Gluteals Side Lying Series (BASI Pilates Comprehensive Program)

Side Leg Lifts:

Stability– Activate the hip extensors, or gluteal muscles, to ensure you aren’t using the lumbar extensors to hold the leg. Strong abdominals help to keep the pelvis dynamically stable and the bottom oblique actively lifting away from the mat.

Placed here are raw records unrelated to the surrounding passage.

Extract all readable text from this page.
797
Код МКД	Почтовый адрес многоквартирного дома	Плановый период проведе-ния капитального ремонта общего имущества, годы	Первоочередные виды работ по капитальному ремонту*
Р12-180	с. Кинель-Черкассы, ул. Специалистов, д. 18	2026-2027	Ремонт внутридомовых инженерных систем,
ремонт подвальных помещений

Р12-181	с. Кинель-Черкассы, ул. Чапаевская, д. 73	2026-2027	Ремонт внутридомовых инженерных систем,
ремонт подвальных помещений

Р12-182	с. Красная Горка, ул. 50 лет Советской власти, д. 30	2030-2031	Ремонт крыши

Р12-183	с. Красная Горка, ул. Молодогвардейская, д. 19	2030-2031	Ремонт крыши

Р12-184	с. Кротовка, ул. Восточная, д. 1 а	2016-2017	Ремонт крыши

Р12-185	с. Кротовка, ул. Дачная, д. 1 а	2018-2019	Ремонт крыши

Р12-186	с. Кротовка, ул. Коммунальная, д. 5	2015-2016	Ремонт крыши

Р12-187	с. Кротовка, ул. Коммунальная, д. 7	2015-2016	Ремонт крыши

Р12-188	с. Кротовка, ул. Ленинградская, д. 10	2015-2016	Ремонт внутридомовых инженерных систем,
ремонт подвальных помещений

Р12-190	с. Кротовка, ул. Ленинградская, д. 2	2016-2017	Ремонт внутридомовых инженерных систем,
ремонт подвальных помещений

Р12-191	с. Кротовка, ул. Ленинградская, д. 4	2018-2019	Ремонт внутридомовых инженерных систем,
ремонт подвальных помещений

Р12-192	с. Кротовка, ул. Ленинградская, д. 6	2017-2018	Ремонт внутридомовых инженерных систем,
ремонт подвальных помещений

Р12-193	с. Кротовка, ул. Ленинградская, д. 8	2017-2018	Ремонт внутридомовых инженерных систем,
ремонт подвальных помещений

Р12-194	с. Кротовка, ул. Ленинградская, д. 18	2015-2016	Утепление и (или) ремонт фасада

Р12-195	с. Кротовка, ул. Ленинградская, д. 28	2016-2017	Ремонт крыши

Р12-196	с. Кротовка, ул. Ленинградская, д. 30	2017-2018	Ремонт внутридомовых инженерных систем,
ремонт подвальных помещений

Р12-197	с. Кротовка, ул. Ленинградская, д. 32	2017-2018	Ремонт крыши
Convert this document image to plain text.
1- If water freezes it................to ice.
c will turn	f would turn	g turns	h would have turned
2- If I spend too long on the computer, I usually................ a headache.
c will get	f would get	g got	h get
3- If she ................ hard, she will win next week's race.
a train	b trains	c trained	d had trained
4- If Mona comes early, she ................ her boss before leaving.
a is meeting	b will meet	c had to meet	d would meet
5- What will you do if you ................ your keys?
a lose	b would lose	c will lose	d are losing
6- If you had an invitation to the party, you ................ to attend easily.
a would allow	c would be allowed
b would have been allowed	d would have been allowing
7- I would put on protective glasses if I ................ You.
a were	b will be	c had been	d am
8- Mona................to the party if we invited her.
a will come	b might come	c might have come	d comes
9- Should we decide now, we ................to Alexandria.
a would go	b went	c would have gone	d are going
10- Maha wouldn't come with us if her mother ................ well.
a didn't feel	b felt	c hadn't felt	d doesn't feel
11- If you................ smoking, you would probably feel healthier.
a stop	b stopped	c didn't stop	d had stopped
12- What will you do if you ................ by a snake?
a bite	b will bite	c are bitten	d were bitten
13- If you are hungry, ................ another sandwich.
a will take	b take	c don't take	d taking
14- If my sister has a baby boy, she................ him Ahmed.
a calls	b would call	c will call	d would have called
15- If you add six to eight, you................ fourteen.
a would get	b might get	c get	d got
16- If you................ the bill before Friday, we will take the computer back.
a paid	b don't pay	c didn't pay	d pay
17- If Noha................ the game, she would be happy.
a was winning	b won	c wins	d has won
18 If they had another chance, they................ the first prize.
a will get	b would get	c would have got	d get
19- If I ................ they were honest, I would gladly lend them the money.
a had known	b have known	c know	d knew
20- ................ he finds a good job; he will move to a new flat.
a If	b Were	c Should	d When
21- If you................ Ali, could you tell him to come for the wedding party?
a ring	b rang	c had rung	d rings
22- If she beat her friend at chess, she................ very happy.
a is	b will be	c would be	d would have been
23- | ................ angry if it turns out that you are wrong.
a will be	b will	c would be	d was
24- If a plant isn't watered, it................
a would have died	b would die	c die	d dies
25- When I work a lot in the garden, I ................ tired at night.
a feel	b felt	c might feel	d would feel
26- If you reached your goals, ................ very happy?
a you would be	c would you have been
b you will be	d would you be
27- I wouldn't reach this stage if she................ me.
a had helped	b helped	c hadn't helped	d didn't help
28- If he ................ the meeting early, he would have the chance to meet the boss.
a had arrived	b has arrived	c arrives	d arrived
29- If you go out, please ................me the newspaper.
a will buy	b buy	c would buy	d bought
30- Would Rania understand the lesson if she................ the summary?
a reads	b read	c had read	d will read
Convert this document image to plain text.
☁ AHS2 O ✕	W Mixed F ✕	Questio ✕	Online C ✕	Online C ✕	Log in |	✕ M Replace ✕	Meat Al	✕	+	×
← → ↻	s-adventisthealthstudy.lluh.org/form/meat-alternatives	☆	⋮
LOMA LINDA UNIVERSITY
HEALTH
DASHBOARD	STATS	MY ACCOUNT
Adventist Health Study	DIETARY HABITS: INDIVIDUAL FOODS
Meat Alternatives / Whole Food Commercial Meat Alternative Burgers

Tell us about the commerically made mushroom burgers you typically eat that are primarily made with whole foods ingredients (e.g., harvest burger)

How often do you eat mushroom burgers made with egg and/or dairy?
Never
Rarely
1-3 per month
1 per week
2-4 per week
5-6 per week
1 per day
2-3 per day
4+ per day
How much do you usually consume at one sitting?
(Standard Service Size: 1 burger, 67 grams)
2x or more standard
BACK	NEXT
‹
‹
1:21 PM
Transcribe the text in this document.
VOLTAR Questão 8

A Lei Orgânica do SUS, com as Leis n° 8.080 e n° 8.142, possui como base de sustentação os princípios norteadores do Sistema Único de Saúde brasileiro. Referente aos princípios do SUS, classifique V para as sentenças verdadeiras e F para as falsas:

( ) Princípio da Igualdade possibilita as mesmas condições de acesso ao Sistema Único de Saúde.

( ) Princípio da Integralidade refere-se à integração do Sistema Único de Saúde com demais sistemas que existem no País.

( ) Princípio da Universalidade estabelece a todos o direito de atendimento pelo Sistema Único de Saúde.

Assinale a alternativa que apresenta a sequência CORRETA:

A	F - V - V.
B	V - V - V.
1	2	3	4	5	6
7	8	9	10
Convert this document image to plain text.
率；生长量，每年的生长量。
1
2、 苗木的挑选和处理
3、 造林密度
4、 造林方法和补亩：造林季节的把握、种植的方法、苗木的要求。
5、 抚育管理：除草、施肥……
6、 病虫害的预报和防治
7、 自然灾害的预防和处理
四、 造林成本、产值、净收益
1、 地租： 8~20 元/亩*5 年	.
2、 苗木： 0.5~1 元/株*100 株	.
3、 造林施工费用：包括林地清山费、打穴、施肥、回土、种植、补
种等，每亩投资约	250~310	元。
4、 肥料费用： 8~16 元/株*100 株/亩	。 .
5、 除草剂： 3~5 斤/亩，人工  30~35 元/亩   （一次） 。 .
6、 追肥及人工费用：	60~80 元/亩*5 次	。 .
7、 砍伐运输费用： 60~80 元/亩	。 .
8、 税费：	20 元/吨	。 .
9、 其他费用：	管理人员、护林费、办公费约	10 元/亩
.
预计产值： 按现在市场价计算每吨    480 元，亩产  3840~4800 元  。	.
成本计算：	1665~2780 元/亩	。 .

Mobility– Feel the Hip abductors working

Cues– Here I have my hand on my lower back to feel if I am arching my back too much. Keep the leg parallel, it may feel slightly turned in when doing so. We teach this with a relaxed foot to add weight to the leg, although I show it with a neutral ankle and pointed foot. You will notice the last exercise demonstrates it with a relaxed foot. Try it both ways and feel the difference. Breathe!

Forward & Lift:

Stability– same as above

Mobility– Hip Abductors, hip flexors and Hamstrings

Cues– Think of biasing the sits bones back to feel a slight hamstring stretch on the forward action. Only bring the leg as far forward as you can keep the pelvis aligned.

Forward with Drops:

Stability-same as above

Mobility– Hip Abductors, hip flexors, hip adductors, hamstrings

Cues– Keep the top hip long and stacked on the bottom hip, bias the sit bone back to feel a slight hamstring stretch

Gluteals Kneeling Series (BASI Pilates Comprehensive Program)

Hip Extension Straight Knee:

Stability– Press shoulders and collar bone wide, scapula on the spine. Abdominals help stabilize the pelvis and prevent extending into the lower back. Quads keep the knee straight

Mobility– hip extensors

Cues– Imagine pressing the floor away. Keep lower back supported to cancel out any unwanted movement there as the leg lifts. You will notice my exaggerating the lower back tendency here to make sure I am really pulled up. Try it to see what your tendency is.

Hip Extension Bent Knee:

Stability– Press shoulders and collar bone wide, scapula on the spine. Abdominals help stabilize the pelvis and prevent extending into the lower back. Hamstring keeps the knee bent to 90.

Mobility– Hip extensors

Cues– Same as above

Hip Abduction Bent Knee:

Stability–  Press shoulders and collar bone wide, scapula on the spine. Abdominals help stabilize the pelvis and prevent extending into the lower back.

Mobility– Hip abductors, obliques

Cues–  Imagine pressing the floor away. Keep lower back supported to cancel out any unwanted movement there as the leg lifts. Keep weight very light in the opposite arm to prevent sitting into the grounding hip.

Hip Fundamentals Activation / Isolation Exercises

Internal Rotation-

Knee and hip at 90 degrees. Spin the thigh bone internally

External Rotation-

Knee and hip at 90 degrees, lift the knee off the ground accepting small deep movements.

Hip Flexor Prep-

Hip Circles Prep- Hip Flexion- Feel healthy hip flexion of the thigh bone in the socket. Focus on pelvis positioning and avoid slouching.

Hip Extension Prone

Lift both legs together from the hip extensors. Activate the muscles around your sits bones and avoid any knee flexion.